I interrupted. “Not ninety percent. Nobody’s ninety percent water except for Mrs. Thieves. She practically sloshes when she walks.”

Eric snorted and coughed up some rice.

“Oh, that’s sexy,” Megan said, watching Eric kick the rice off the bricks. “Anyway, no one can be allergic to water. It’s like being allergic to—to—breathing.”

Nuala cast a scathing look toward Megan before speaking, “It’s true. There have been, like, two cases of it ever. I read about it. It was so rare they didn’t diagnose it forever and now those people have to do weird things to keep from killing themselves by living.”

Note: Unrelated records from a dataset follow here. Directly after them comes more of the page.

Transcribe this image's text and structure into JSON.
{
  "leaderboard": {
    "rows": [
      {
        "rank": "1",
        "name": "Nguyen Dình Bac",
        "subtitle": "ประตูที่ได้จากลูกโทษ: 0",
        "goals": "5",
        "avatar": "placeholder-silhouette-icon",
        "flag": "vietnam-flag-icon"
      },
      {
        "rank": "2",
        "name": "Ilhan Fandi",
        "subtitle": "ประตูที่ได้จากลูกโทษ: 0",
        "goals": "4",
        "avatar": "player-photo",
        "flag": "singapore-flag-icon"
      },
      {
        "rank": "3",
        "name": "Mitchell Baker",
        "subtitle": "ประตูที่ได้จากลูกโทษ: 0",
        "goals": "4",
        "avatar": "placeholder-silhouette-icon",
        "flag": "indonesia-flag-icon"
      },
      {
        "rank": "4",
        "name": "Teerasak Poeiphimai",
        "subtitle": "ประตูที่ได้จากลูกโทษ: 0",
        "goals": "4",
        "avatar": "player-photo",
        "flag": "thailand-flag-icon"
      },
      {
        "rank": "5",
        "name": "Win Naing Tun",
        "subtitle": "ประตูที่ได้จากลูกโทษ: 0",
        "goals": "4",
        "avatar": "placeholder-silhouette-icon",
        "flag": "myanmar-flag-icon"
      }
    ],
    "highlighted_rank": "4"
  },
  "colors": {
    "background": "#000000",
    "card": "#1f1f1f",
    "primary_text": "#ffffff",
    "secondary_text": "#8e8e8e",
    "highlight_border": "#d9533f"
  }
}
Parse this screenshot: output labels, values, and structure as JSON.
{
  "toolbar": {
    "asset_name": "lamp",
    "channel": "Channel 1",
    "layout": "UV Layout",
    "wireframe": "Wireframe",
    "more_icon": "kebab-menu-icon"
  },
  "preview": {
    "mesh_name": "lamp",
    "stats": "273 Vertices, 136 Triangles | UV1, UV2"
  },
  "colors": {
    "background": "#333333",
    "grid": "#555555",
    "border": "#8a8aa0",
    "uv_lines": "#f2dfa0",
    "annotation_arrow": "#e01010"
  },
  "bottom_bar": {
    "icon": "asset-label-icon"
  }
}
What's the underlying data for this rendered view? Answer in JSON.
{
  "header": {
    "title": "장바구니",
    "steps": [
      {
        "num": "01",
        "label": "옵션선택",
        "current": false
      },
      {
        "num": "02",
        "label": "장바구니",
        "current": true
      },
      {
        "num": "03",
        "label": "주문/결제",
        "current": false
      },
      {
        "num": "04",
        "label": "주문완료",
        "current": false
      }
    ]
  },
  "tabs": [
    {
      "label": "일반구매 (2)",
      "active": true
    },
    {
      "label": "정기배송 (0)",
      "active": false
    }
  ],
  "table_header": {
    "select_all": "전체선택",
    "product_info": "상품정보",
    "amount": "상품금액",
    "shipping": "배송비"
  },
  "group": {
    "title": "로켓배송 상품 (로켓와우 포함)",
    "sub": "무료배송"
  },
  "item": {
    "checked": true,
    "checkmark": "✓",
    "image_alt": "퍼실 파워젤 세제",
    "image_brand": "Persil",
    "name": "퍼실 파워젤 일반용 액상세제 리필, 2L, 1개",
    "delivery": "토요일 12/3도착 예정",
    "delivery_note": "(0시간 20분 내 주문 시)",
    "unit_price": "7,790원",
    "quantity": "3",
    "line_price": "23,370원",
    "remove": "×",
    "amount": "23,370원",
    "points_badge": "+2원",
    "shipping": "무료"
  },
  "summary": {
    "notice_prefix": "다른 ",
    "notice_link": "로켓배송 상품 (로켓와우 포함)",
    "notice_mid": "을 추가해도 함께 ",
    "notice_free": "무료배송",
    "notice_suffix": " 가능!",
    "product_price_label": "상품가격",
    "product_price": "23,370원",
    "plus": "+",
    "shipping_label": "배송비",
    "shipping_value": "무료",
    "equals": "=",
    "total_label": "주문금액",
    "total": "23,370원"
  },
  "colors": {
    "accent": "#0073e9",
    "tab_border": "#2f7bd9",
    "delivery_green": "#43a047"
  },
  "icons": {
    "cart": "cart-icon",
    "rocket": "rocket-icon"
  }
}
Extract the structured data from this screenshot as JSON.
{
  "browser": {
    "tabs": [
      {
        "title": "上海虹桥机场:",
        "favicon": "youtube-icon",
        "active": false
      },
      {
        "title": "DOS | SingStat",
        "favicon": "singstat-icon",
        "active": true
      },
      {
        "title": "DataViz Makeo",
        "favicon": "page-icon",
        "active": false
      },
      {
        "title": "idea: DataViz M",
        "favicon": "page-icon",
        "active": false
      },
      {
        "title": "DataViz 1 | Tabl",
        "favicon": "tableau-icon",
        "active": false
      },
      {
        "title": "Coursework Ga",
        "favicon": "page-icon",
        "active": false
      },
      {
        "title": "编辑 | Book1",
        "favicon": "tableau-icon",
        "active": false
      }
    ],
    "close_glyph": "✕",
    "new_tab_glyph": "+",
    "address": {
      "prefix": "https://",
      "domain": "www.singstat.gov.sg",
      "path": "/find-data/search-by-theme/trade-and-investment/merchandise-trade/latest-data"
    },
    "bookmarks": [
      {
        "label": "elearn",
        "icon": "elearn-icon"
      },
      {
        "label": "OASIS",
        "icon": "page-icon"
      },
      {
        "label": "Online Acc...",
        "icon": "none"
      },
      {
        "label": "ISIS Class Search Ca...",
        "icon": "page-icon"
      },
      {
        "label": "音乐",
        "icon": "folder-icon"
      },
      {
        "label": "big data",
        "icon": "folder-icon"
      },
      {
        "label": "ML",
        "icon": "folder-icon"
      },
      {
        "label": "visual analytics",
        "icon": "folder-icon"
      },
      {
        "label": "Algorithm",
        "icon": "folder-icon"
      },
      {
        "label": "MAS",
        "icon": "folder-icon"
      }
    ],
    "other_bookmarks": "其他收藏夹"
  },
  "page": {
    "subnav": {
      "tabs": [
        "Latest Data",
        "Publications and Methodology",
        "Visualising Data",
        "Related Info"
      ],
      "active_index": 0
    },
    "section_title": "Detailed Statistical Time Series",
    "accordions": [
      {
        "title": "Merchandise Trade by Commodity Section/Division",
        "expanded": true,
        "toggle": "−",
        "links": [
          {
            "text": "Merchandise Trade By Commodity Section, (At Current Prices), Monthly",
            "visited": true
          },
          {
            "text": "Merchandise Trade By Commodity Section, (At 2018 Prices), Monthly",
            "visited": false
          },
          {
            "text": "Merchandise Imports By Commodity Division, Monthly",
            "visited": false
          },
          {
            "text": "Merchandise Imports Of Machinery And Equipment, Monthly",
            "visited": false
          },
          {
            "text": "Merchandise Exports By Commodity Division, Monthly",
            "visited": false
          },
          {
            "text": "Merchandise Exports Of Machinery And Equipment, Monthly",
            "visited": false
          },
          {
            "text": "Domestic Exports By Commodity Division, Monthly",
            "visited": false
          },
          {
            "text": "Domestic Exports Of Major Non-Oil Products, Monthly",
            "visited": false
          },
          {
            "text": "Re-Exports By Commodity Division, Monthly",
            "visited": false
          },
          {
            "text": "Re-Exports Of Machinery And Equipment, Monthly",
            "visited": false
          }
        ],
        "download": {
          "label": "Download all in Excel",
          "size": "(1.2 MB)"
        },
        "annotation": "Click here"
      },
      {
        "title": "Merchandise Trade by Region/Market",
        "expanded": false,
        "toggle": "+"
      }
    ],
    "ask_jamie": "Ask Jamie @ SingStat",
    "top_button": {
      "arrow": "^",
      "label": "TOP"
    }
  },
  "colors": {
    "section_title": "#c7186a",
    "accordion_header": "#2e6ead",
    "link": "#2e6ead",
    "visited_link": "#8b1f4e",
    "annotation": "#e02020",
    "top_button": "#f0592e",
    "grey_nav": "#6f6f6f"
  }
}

Paul gave Nuala a grateful glance and added, “It’s like those people who are allergic to sunlight. They get super horrible burns when they’re babies, and if they don’t get kept out of the sun, they die of cancer. They have to stay inside with the blinds drawn all the time. Or they get, like, sick blisters all over.”

“That must be horrible,” Eric said. “It’s like being allergic to yourself, or to living. Like you were born to die.”